La métallurgie antique

L’extraction du fer est très ancienne à Lustin comme en témoignent certains écrits de géologues.

La limonite, très riche à l’affleurement et très aisément exploitable, fut à l’origine de l’essor de la métallurgie protohistorique et romaine dans nos régions. Dans les crassiers métallurgiques antiques, entre Frappecul et le château de l’Hestroy, on peut observer, une série d’amas de fer hydraté épuisés probablement depuis très longtemps” (La question du minerai de fer en Belgique, Ann. Des Mines – 1913).

Une suite de très vieilles haldes s’échelonnent depuis le hameau de Frappecul, tout au long du contact, jusqu’au chêne aux kakettes à Lustin. Étant donné leur grand nombre et le peu de temps où du fer a été extrait dans le bois de Nismes au XIXe siècle, il est vraisemblable de supposer que la majorité d’entre-elles seraient antérieures à cette époque.

Haldes: Endroits d’extraction.

Au Bois de Nismes on a mentionné la présence d’une petite forge de l’époque romaine. Un lieu-dit “Les Minières”, en lisière du bois de Nismes, est mentionné au plan cadastral de Lustin (1810). On y remarque la présence d’une petite nappe de scories; un tesson d’époque romaine y fut ramassé.

Un autre endroit d’exploitation antique à Lustin fut le plateau de Covis. La station néolithique de Covis est connue de longue date dans la littérature archéologique. Lors de prospections de surface, outre une quantité importante de silex, on a repéré les restes d’un établissement romain. Une petite nappe de scories est associée aux débris provenant de la ruine de l’établissement.

Passages repris de “La pierre à Lustin, des origines à nos jours” par Dominique Daoust, 1994.
Crasier: Amoncellement de déchets, scories et résidus d’une activité métallurgique.
Scories:
 

Les bas-fourneaux

En octobre 1870, des ouvriers, sous la surveillance de Monsieur SOREIL, conducteur des Ponts et Chaussées, sont occupés à la construction de l’écluse de Rivière. Les nécessités de ces travaux ont fait acquérir par l’Etat un terrain de la rive droite (Lustin) proche du massif rocheux de Chauvaux et un peu en aval. Ayant défoncé le sol à une profondeur de 0,70 m., les terrassiers mettent à jour deux énormes cavités en forme de cônes tronqués renversés et bas elliptiques. Les matières découvertes ne laissent aucun doute sur les services rendus par ces cavités : ce sont là d’anciens bas-fourneaux. Ils sont placés à 10 mètres l’un de l’autre et à 2 mètres seulement du bord de la Meuse. Les dimensions suivantes sont relevées : grand axe à l’orifice du cône, 4 m 30; petit axe, 3 m 20; profondeur, 1 m.

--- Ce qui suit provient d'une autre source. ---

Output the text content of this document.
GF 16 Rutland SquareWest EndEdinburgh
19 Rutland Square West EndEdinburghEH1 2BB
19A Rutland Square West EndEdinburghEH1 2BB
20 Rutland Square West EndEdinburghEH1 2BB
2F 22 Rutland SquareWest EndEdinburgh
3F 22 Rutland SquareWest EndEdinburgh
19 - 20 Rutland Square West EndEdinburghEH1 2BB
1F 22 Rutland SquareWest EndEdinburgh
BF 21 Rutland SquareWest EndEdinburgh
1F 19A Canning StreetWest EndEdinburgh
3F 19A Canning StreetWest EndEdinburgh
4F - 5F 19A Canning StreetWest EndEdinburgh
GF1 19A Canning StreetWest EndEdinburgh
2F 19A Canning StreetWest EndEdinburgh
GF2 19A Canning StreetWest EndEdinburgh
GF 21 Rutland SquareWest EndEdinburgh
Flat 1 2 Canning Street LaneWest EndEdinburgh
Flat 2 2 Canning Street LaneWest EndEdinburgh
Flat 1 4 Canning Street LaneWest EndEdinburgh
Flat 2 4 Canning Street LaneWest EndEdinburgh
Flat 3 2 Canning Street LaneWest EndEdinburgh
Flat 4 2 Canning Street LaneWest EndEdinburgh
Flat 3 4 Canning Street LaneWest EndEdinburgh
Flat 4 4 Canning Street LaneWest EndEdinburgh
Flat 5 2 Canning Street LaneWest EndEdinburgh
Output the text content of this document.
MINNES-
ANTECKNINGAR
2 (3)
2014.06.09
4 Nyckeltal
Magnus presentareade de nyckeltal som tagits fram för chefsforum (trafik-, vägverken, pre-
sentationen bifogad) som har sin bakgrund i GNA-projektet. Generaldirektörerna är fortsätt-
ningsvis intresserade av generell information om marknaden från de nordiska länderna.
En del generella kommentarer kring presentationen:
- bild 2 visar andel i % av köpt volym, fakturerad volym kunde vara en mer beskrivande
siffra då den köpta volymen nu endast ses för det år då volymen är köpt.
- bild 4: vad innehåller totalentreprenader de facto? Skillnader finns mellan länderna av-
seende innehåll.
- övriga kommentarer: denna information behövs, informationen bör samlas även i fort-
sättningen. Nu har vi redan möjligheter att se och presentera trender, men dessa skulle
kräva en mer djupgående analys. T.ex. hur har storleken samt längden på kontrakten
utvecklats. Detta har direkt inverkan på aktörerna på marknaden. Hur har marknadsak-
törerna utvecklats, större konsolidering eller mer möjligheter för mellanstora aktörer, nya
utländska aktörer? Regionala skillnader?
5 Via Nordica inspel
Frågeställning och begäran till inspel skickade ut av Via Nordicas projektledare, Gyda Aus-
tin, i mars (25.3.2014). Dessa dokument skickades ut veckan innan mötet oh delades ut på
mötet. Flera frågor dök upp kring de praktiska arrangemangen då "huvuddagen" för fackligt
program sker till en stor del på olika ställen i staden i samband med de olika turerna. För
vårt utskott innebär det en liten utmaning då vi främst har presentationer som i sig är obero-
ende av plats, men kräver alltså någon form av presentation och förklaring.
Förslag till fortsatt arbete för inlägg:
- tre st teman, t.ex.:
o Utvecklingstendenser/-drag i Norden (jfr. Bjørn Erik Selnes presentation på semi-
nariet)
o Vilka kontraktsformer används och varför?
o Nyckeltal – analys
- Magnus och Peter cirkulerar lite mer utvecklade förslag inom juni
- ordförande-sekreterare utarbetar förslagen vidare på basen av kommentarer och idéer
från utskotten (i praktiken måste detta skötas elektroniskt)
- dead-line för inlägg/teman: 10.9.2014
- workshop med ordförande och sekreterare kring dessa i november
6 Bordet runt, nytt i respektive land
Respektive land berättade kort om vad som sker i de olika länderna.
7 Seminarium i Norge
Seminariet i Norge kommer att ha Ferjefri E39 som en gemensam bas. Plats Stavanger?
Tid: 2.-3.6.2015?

Ces cuves sont creusées à même l’argile et ne possèdent aucun revêtement. Les parois, calcinées ont une couleur rouge brique et leur épaisseur va en diminuant de l’orifice au fond. Ce dernier est formé d’argile. Certaines parties des parois sont recouvertes de matières vitrifiées de couleur bleu-verdâtre. Un canal à section quadrangulaire de 0,15 m a 0,20 m de côté est creusé dans l’argile même en direction du grand axe et revêtu de pierres plates. Un fragment de 2 kgs de matières extraites du fond de ces bas-fourneaux a été analysé et a révélé la composition chimique suivante :

fer métallique                          93,48%
carbone                                   0,37%
matières vitrifiables                    4,94%
soufre,phosphore,manganèse       1,21%

La faible proportion de carbone relevée nous indique que c’est du fer et non de la fonte. Et un fer qui n’a plus son pareil dans les produits de l’industrie sidérurgique actuelle.

Shéma du bas-fournaux retrouvé au bord de la Meuse.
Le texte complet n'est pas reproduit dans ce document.